К нашему приезду хозяйка посадила Карая на цепь около убогой, полуразвалившейся будки. Стоило кому-нибудь из нас сделать пару шагов в сторону будки, как Карай обнажал свои огромные клыки и, пятясь задом, забирался в своё невзрачное жильё. Днём я взяла ломоть хлеба и подошла к будке, протягивая ему хлеб.
— Карай, — говорила я ласково, — ну возьми! Ты же хороший пёс, мы непременно будем друзьями. Возьми!
Карай не брал хлеба, а только жадными глазами смотрел на него. Я подошла ближе. Он ощетинился, показал зубы и попятился. Я положила хлеб у своих ног на землю, не двигаясь с места. Карай смотрел на хлеб, но не выползал из будки. Я отступила на несколько шагов.
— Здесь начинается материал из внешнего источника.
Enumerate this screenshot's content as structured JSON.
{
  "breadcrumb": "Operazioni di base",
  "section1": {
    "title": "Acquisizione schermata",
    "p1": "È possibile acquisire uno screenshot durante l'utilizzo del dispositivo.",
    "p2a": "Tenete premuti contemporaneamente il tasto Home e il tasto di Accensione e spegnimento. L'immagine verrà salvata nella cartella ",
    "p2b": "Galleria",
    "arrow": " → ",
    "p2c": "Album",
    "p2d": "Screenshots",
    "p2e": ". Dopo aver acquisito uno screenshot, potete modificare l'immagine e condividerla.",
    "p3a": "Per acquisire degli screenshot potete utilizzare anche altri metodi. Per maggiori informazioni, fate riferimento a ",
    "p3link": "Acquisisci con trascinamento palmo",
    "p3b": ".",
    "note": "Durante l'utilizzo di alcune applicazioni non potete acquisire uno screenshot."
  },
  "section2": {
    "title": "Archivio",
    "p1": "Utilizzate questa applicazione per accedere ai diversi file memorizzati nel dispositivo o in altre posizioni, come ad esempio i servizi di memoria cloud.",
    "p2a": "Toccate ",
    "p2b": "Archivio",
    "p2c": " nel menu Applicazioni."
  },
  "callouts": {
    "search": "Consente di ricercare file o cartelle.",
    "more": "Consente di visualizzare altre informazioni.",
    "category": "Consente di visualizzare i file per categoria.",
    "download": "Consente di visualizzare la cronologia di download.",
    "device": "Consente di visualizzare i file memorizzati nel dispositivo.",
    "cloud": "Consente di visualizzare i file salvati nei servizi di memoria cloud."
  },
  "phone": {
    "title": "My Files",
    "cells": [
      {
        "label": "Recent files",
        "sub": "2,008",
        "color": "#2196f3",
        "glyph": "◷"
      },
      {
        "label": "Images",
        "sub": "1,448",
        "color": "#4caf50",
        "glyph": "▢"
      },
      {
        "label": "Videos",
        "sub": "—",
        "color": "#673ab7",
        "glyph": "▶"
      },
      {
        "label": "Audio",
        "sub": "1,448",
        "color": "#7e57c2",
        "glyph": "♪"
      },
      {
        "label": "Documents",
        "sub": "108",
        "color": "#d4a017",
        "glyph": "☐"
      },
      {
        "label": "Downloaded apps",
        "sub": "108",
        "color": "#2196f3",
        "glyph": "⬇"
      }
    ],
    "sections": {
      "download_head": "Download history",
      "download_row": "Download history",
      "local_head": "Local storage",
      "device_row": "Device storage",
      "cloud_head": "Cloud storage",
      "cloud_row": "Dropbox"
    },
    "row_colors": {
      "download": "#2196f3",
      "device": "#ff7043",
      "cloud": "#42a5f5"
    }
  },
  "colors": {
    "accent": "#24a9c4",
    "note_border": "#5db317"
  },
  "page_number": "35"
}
Тогда пёс одним рывком выскочил, схватил хлеб и скрылся в будке.
После обеда я налила плошку супа, накрошила в неё хлеба и смело пошла к будке. Позвала пса, поставив плошку у своих ног, но он не вышел из своего логова, пока я снова не отошла на несколько шагов. Тогда Карай, прижимаясь животом к земле, подполз к плошке и, прежде чем начать есть, насторожённо посмотрел на меня.
— Ешь, Караюшка, ешь! — сказала я, продолжая стоять на том же месте. Карай начал жадно лакать, но после каждых двух-трех глотков вскидывал на меня испытующий взгляд.